Lewis goes on to write that the only way to do this is by “reading old books.”  Here I would disagree with him slightly, broadening his prescription to include the study of history in all its diversity of voices.  If history is “a conversation with the dead about what we should value and how we should live” (in the words of historian David Harlan), we can hear the voice of those who have gone before us not only from their books but also from their diaries and memoirs, newspapers and correspondence, legal records and census data, architecture and archaeological remains.  Lewis is dead on in his basic point, however.  We cannot understand ourselves by ourselves.  We cannot think deeply about our own time without knowledge of what has gone before.  It is not that the past itself has authority over us, or that the dead were necessarily wiser than we are.  But they can help us to see our own world more clearly, and unless we see our world clearly, we can neither think deeply about it nor act effectively in it.

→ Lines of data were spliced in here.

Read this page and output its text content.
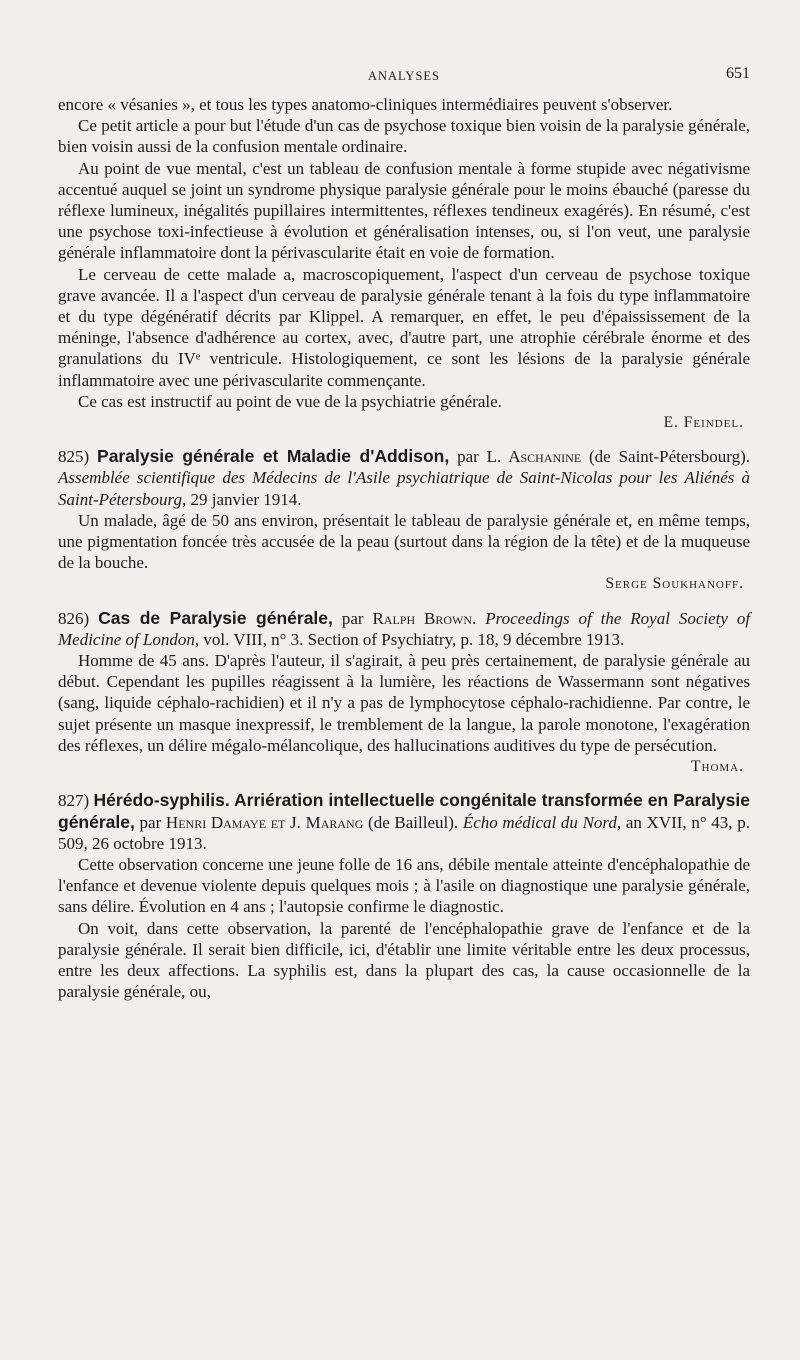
ANALYSES	651

encore « vésanies », et tous les types anatomo-cliniques intermédiaires peuvent s'observer.

Ce petit article a pour but l'étude d'un cas de psychose toxique bien voisin de la paralysie générale, bien voisin aussi de la confusion mentale ordinaire.

Au point de vue mental, c'est un tableau de confusion mentale à forme stupide avec négativisme accentué auquel se joint un syndrome physique paralysie générale pour le moins ébauché (paresse du réflexe lumineux, inégalités pupillaires intermittentes, réflexes tendineux exagérés). En résumé, c'est une psychose toxi-infectieuse à évolution et généralisation intenses, ou, si l'on veut, une paralysie générale inflammatoire dont la périvascularite était en voie de formation.

Le cerveau de cette malade a, macroscopiquement, l'aspect d'un cerveau de psychose toxique grave avancée. Il a l'aspect d'un cerveau de paralysie générale tenant à la fois du type inflammatoire et du type dégénératif décrits par Klippel. A remarquer, en effet, le peu d'épaississement de la méninge, l'absence d'adhérence au cortex, avec, d'autre part, une atrophie cérébrale énorme et des granulations du IVᵉ ventricule. Histologiquement, ce sont les lésions de la paralysie générale inflammatoire avec une périvascularite commençante.

Ce cas est instructif au point de vue de la psychiatrie générale.

E. Feindel.

825) Paralysie générale et Maladie d'Addison, par L. Aschanine (de Saint-Pétersbourg). Assemblée scientifique des Médecins de l'Asile psychiatrique de Saint-Nicolas pour les Aliénés à Saint-Pétersbourg, 29 janvier 1914.

Un malade, âgé de 50 ans environ, présentait le tableau de paralysie générale et, en même temps, une pigmentation foncée très accusée de la peau (surtout dans la région de la tête) et de la muqueuse de la bouche.

Serge Soukhanoff.

826) Cas de Paralysie générale, par Ralph Brown. Proceedings of the Royal Society of Medicine of London, vol. VIII, n° 3. Section of Psychiatry, p. 18, 9 décembre 1913.

Homme de 45 ans. D'après l'auteur, il s'agirait, à peu près certainement, de paralysie générale au début. Cependant les pupilles réagissent à la lumière, les réactions de Wassermann sont négatives (sang, liquide céphalo-rachidien) et il n'y a pas de lymphocytose céphalo-rachidienne. Par contre, le sujet présente un masque inexpressif, le tremblement de la langue, la parole monotone, l'exagération des réflexes, un délire mégalo-mélancolique, des hallucinations auditives du type de persécution.

Thoma.

827) Hérédo-syphilis. Arriération intellectuelle congénitale transformée en Paralysie générale, par Henri Damaye et J. Marang (de Bailleul). Écho médical du Nord, an XVII, n° 43, p. 509, 26 octobre 1913.

Cette observation concerne une jeune folle de 16 ans, débile mentale atteinte d'encéphalopathie de l'enfance et devenue violente depuis quelques mois ; à l'asile on diagnostique une paralysie générale, sans délire. Évolution en 4 ans ; l'autopsie confirme le diagnostic.

On voit, dans cette observation, la parenté de l'encéphalopathie grave de l'enfance et de la paralysie générale. Il serait bien difficile, ici, d'établir une limite véritable entre les deux processus, entre les deux affections. La syphilis est, dans la plupart des cas, la cause occasionnelle de la paralysie générale, ou,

Lewis concluded his broad case for the “clean sea breeze of the centuries” with a testimony to the value of history that he had earlier articulated, in slightly different language, in his famous 1939 sermon “Learning in Wartime.”  I find that earlier language more powerful, so I’ll conclude this post with it:

We need intimate knowledge of the past.  Not that the past has any magic about it, but because we cannot study the future, and yet need something to set against the present, to remind us that the basic assumptions have been quite different in different periods and that much which seems certain to the uneducated is merely temporary fashion.  A man who has lived in many places is not likely to be deceived by the local errors of his native village: the scholar has lived in many times and is therefore in some degree immune from the great cataract of nonsense that pours from the press and the microphone of his own age.

As my wife loves to exclaim, “You can say that two times.”